Kejahatan ekologis bermula dari pola hidup konsumtif, sikap tak peduli, rendahnya sikap empati, dan egoisme. Keinginan diri yang tak terkendali akan menjadi monster bagi kelestarian lingkungan hidup.
Oleh
Giwal Santoso FIC
·4 menit baca
Hadirnya Nadiem Makarim sebagai Menteri Pendidikan dan Kebudayaan membawa harapan besar bagi banyak pihak penyelenggara pendidikan. Dunia pendidikan membutuhkan sosok pemimpin yang cerdas dan luwes dalam membaca tanda-tanda zaman. Banyak pihak memandang bahwa sosok Nadiem dapat berkiprah sebagai disruption leader. Hal penting yang tidak boleh dilupakan dalam arah perubahan pendidikan adalah pendidikan karakter. Secara khusus, pendidikan karakter dalam upaya membangun kesadaran hidup baru ekologis.
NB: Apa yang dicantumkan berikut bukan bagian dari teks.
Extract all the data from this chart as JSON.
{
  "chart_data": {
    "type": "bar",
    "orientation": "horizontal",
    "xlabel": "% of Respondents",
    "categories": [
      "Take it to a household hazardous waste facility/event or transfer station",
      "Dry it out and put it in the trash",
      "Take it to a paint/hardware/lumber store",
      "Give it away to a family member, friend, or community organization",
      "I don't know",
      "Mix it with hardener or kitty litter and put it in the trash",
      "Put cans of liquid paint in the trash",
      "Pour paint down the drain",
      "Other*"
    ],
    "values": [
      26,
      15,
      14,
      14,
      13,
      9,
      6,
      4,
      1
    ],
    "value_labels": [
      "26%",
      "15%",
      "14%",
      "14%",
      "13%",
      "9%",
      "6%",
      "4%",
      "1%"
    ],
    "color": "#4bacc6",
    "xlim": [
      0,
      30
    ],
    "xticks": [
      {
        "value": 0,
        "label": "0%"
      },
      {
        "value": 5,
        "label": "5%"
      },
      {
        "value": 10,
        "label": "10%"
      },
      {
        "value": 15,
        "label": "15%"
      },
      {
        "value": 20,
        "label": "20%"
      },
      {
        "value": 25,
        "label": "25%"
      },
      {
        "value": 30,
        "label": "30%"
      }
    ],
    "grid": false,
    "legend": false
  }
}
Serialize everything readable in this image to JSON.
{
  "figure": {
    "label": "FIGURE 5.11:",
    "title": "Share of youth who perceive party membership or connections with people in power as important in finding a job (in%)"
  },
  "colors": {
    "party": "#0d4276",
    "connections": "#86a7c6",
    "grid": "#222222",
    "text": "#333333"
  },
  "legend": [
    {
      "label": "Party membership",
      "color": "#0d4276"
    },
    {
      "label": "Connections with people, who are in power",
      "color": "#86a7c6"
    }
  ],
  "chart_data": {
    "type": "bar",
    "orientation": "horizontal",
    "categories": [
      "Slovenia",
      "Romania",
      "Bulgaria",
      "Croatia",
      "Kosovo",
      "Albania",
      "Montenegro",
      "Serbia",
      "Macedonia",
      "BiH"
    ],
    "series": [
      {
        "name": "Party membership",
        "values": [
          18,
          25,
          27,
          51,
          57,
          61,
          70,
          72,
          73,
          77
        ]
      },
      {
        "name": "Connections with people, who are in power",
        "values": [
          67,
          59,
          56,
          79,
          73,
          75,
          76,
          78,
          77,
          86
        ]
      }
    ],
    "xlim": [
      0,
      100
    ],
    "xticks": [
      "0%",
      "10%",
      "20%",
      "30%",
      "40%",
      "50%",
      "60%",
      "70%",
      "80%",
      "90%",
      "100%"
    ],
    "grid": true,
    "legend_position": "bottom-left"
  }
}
Kesadaran ekologis mesti dihidupkan lewat edukasi, diupayakan secara partisipatif, dan dilaksanakan secara berkesinambungan. Ketidakpedulian para pemangku pendidikan terhadap kesadaran masalah ekologi sama halnya dengan membiarkan kejahatan terjadi, hidup, dan berkembang di kalangan generasi mendatang. Pola perilaku yang tidak memikirkan dampak terhadap kelestarian lingkungan hidup perlu dikikis. Ketidakpedulian masalah ekologis ujung-ujungnya akan melahirkan kejahatan ekologis.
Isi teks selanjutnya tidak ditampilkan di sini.